What Is Ranked Choice Voting? Maine to Use Process for Presidential Election After State Supreme Court Ruling

The Maine Supreme Court issued a ruling on Tuesday that allows the state to use ranked choice voting during the 2020 presidential election.

The decision means that, instead of picking just one candidate listed on their ballots, voters in Maine will rank each based on who they prefer to fill the position. The process is designed to provide a solution when no one candidate wins a majority of the votes cast. In that instance, the votes cast for the candidate who receives the smallest amount of voter support are reallocated based on the voters' second-choice candidates, and a majority is determined from there.

Maine will be the first state in U.S. history to use this voting process in a presidential election, according to the Associated Press.

Early voting
Voters cast their ballots for the 2020 election at an early, in-person voting location in Arlington, Virginia, on September 18, 2020. On September 22, the Maine Supreme Court ruled that the state can use ranked choice voting during the 2020 presidential election. ANDREW CABALLERO-REYNOLDS/AFP via Getty Images

Maine voters will also use ranked choice voting for the U.S. House of Representatives and U.S. Senate candidates running this election season. Senator Susan Collins, a Republican who has represented Maine in the Senate since 1997, is currently running a competitive race against Democratic challenger Sara Gideon of Maine's House of Representatives. Democrats have identified Collins as one of several vulnerable candidates whose seat could flip in their favor this election season.

Members of Maine's legislature have debated ranked choice voting since 2001, according to Maine Secretary of State Matthew Dunlap. Residents first voted in favor of using ranked choice voting for the U.S. Senate, U.S. House, state legislature and governor during the 2016 general election, and Maine voters used the process for the first time in 2018. Several efforts have been made since then to either narrow or expand the process, including one that went into law earlier this year allowing ranked choice voting to be used during presidential primaries and general elections.
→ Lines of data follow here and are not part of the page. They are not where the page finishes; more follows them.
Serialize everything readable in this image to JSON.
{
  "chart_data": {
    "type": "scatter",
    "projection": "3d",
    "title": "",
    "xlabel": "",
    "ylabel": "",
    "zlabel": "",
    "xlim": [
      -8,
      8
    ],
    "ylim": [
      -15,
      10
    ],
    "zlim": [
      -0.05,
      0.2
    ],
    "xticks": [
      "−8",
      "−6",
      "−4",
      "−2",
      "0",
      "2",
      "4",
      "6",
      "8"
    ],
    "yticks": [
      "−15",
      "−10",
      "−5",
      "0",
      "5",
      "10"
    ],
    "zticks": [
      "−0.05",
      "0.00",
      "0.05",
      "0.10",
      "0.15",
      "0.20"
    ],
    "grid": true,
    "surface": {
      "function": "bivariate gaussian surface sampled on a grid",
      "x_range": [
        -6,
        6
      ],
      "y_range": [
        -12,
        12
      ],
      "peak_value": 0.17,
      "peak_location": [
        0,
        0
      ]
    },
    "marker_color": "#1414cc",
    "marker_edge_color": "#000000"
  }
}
The move to include presidential races in ranked choice voting became the subject of the legal challenge that Maine's Supreme Court decided upon Tuesday. Earlier this summer, Dunlap determined that an effort to repeal ranked choice voting did not receive enough valid signatures to appear on the November 3 ballot. Dunlap's decision was reversed by a state court in late August before the Maine Supreme Court issued its decision allowing ranked choice voting to move forward on Election Day.

The state Supreme Court wrote that, due to its determination that several hundred signatures needed to repeal the voting process were declared invalid, "an inadequate number of valid signatures had been submitted to place the people's veto on the ballot." The decision was to be implemented immediately so that ranked choice voting could proceed during the November 3 election, the court ruled.

Election officials began printing ballots featuring ranked choice voting options earlier this month, according to a news release from Dunlap's office. President Donald Trump, Democratic presidential candidate Joe Biden and three others will appear as Maine voters' options for president, the AP reported. Dunlap's office currently lists the Alliance Party's Roque "Rocky" De La Fuente, the Green Party's Howard Hawkins and the Libertarian Party's Jo Jorgensen as the other three presidential candidates on the state's ballots.

In a statement shared with Newsweek, Dunlap thanked the justices for their quick decision and said that the high court's ruling was important regardless of the legal matter at hand because it emphasized the importance of validating signatures for legislative efforts:

The certification process is a painstaking, yet expedited process to ensure that any initiative or people's veto that comes forward as a ballot question before the voters of Maine appears there with the legitimacy afforded by having met all requirements of the Maine Constitution. Our work in the certification of any initiated effort of the people is entirely to achieve that assurance regardless of the political discourse around the matter at hand.

The decision thereby upholds our office's determination that the people's veto effort to repeal the use of ranked-choice voting in the presidential election did not gather enough valid signatures to qualify for the ballot. Thus, Maine voters can now be assured that the race for U.S. President on the November ballot will be conducted using ranked-choice voting, and the people's veto question regarding the use of that voting method for president will NOT appear on this ballot.

As we have already printed the ballots, due to the federal deadlines we must meet to provide ballots for overseas and military voters, this decision comes as a great relief and avoids the complications, confusion and expense that would have arisen from reprinting and reissuing ballots.